There were certain pieces of mine that were licensed into the film that touched on those instruments so we had a starting point instrumentation-wise. I think their addition helps bring the score away from any genre, which was part of the goal here. We were never going for overt references – nothing too on the nose – and the story isn’t just about country or rural life. It’s a universal story of aging and memory within a family. The main characters are a mechanic, a hi-fi salesmen, a beautician and a TV news anchor. They’re once or twice removed from farmers and the more classic rural characters. It’s true that they are traveling through the heartland and exploring their rural roots. So the landscape and towns we see are part and parcel of that. But my hope is that the score reflects all of this rather than just the country side of things.
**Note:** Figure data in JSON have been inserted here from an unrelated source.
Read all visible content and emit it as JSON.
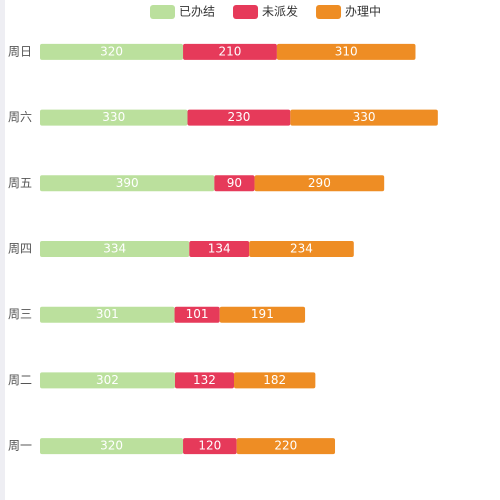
{
  "chart_data": {
    "type": "stacked-hbar",
    "categories": [
      "周一",
      "周二",
      "周三",
      "周四",
      "周五",
      "周六",
      "周日"
    ],
    "series": [
      {
        "name": "已办结",
        "color": "#bbe09d",
        "values": [
          320,
          302,
          301,
          334,
          390,
          330,
          320
        ]
      },
      {
        "name": "未派发",
        "color": "#e63a5a",
        "values": [
          120,
          132,
          101,
          134,
          90,
          230,
          210
        ]
      },
      {
        "name": "办理中",
        "color": "#ee8d24",
        "values": [
          220,
          182,
          191,
          234,
          290,
          330,
          310
        ]
      }
    ],
    "xlim": [
      0,
      1000
    ],
    "legend": "top"
  }
}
Were the sessions for “Nebraska” more like playing with your band than scoring a film?
I wouldn’t say so. It’s not like i had a kind of carte blanche to jam along with picture and see what happened. Our music editor and score producer Richard ford and I had a real clear sense going into the scoring sessions what was happening when, and how. But that being said, I did rely on Rob and Carla’s natural abilities. We’ve been working together for over 20 years, and have been friends since we were children. They’re both fantastic improvisers so even though notes are on the page, I try to leave some room to take advantage of their skills. In general, I’d say I’m more drawn to this kind of music making when possible.
Did you ever take any road trips that inspired you for this score?
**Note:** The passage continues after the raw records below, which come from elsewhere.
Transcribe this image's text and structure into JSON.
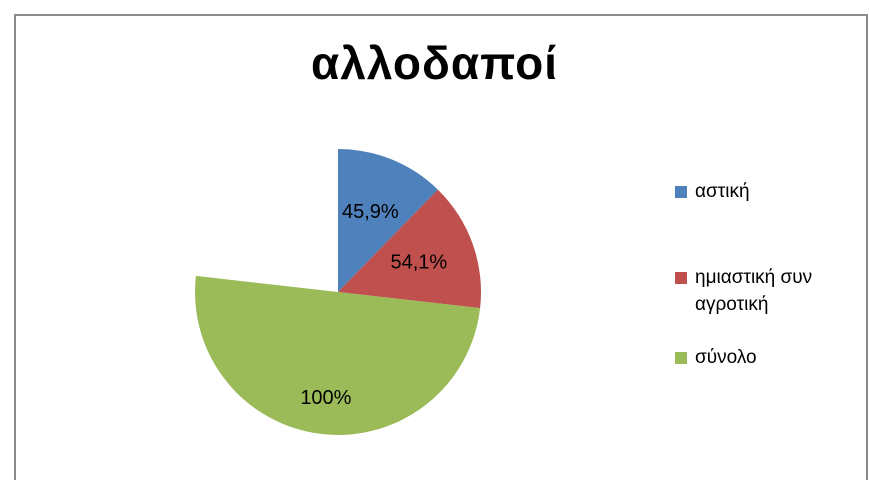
{
  "chart_data": {
    "type": "pie",
    "title": "αλλοδαποί",
    "legend_position": "right",
    "slices": [
      {
        "name": "αστική",
        "label": "45,9%",
        "fraction": 0.123,
        "color": "#4f81bd"
      },
      {
        "name": "ημιαστική συν αγροτική",
        "label": "54,1%",
        "fraction": 0.145,
        "color": "#c0504d"
      },
      {
        "name": "σύνολο",
        "label": "100%",
        "fraction": 0.5,
        "color": "#9bbb59"
      }
    ]
  }
}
I toured as an engineer both nationally and internationally for years mixing for musicians like Bill Frisell, The Lounge Lizards and Mr. Bungle. Then Tin Hat got signed and i began touring again with my own group. I’ve driven out 3 cars to over 300,000 miles. I write when i travel, and have a simple mobile rig that’s battery powered. I have a kind of singing shorthand that I use so it’s hands-free. So I’d say road trips have always been inspirational for me. I still will hit the road to clear my head and work on material, though in Portland that’s more often on my bike these days.
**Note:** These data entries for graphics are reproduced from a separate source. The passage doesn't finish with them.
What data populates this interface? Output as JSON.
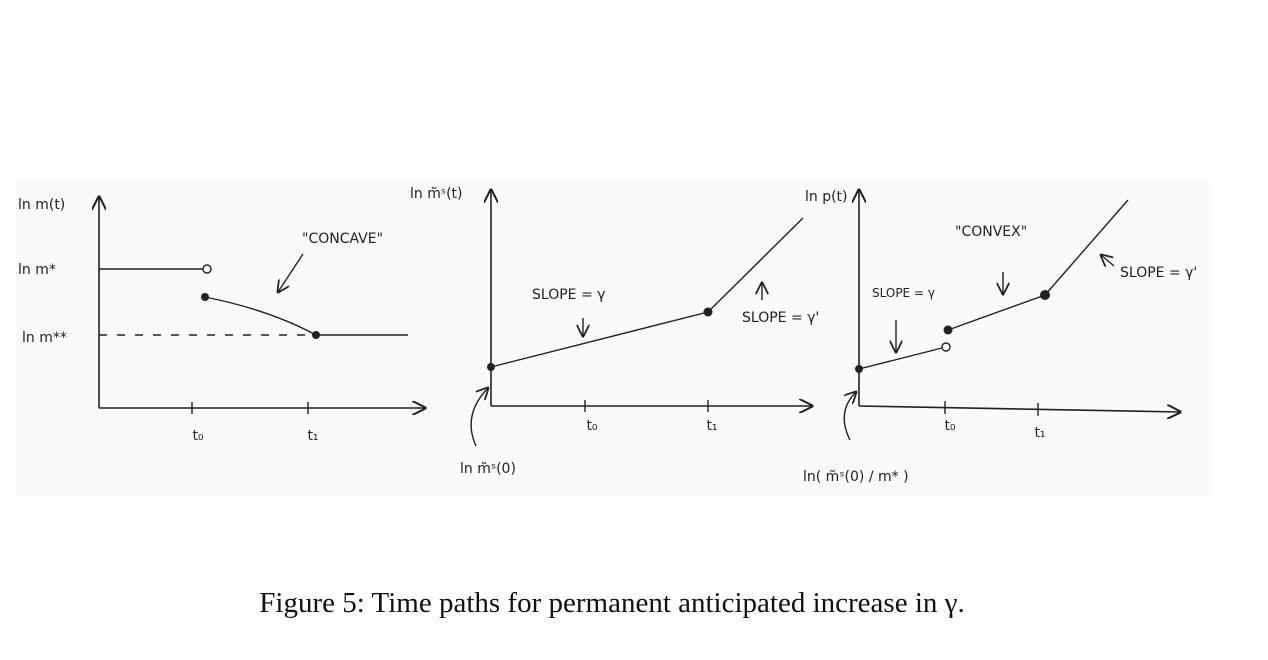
{
  "panels": [
    {
      "y_label": "ln m(t)",
      "levels": [
        "ln m*",
        "ln m**"
      ],
      "ticks": [
        "t₀",
        "t₁"
      ],
      "notes": [
        "\"CONCAVE\""
      ]
    },
    {
      "y_label": "ln m̃ˢ(t)",
      "ticks": [
        "t₀",
        "t₁"
      ],
      "notes": [
        "SLOPE = γ",
        "SLOPE = γ'"
      ],
      "intercept_label": "ln m̃ˢ(0)"
    },
    {
      "y_label": "ln p(t)",
      "ticks": [
        "t₀",
        "t₁"
      ],
      "notes": [
        "\"CONVEX\"",
        "SLOPE = γ",
        "SLOPE = γ'"
      ],
      "intercept_label": "ln( m̃ˢ(0) / m* )"
    }
  ],
  "caption": "Figure 5: Time paths for permanent anticipated increase in γ."
}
Do you think the score’s relatively simple approach makes the movie more emotional?
I think that the simpler approach does help you connect to the characters and stay with them, Maybe that helps connect to what they’re going through emotionally.
Were you ever worried about the score being too much of a downer, especially given the depressing subject matter of people trapped in dead-end lives?
I guess i don’t see it that way. I think of this as a redemptive film, and a film about what the loss of memory and aging means to the younger generation. There’s also David’s slow realization of who his father really is, as seen through the eyes of his old “friends” and Woody’s hometown. The character’s quixotic quest is just the vehicle for those realizations.
With Woody only talking whenever he has to, how important was it for your music to reflect the “buried” good guy that might lie underneath his bluster? And what do you think the score says about having an impossible dream that everyone else laughs at your for?
I hope that the score starts neutral and takes on emotion as the film progresses. I think that’s the advantage of having gone with a more thematic score, as the return of a theme means something different as the characters develop. I think there’s also an innocence in parts of the score that works well with Woody’s dementia-sponsored childlike moments. But at the same time it’s hopeful. With all of that said, I think letting the brilliant script, acting, and directing work for themselves is what made the best sense – rather than emotionally leading anyone with score.
How long do you think you’d last on a road trip with Woody?
I’ve toured with worse. My Spanish driver on Tin Hat’s first Blue Note tour makes Woody seem like a sweetheart.